Micromosaics from the Sir Arthur Gilbert Collection at the Victoria & Albert Museum, London

Mariam Saskia Sonntag

Abstract

The Rosalinde and Arthur Gilbert Collection is a collection of decorative art objects comprising of silver and gold objects d’art, ornamented snuff boxes, clocks, portrait enamel miniatures as well as pietre dure objects and micromosaics. The collection was compiled by English-born business man Sir Arthur Gilbert (1913 – 2001) and his wife Rosalinde (1913 – 1995). The masterpieces they acquired from the 1960s onwards often came from prestigious collections, and the Gilberts enjoyed works associated with, or even owned by important figures of history. The collection, originally on display at the Los Angeles County Museum of Art, was donated to the British State in 1996 where it found its temporary home at Somerset House before it permanently moved to the Victoria & Albert Museum in 2008. The galleries for the Gilbert Collection were renovated recently and reopened in autumn 2016, yet many items are still in the storage rooms and are being assessed.
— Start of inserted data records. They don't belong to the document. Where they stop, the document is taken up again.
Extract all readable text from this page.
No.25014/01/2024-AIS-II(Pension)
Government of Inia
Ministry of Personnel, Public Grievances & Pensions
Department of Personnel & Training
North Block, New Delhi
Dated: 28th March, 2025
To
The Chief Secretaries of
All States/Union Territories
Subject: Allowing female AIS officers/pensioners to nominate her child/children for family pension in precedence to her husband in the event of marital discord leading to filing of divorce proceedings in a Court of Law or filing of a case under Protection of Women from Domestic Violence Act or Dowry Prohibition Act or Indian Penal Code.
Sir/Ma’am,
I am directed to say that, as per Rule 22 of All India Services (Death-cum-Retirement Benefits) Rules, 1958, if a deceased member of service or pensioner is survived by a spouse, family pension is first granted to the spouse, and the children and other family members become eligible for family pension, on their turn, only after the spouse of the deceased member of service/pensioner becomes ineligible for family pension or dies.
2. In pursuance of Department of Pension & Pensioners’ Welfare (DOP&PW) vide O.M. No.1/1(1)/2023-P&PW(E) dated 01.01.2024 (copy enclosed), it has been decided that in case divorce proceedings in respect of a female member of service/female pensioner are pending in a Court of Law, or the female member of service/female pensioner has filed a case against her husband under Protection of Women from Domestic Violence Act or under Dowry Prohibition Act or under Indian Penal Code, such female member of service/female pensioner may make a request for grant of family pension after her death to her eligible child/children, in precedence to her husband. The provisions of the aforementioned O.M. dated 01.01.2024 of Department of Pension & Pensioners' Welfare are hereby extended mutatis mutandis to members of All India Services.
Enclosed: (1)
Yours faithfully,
My paper begins by explaining the V&A’s plans for making the whole collection available to a wider audience through publications and digital presentation and the role of the conservator within this endeavour. I then focus on the conservation and research of the micromosaics, exploring the history of this collection, its highlights, and the historical importance of some of the objects. Micromosaics have their origin in 18th-century Rome and consist of tiny, colourful, opaque glass rods. Unfortunately, these peculiar objects are understudied. Using several case studies from our collection, I expose the materials and techniques used in the creation of the micromosaics. These research results inform conservation and restoration treatments and allow us to gain a glimpse behind the curtain as to the history of these unique objects.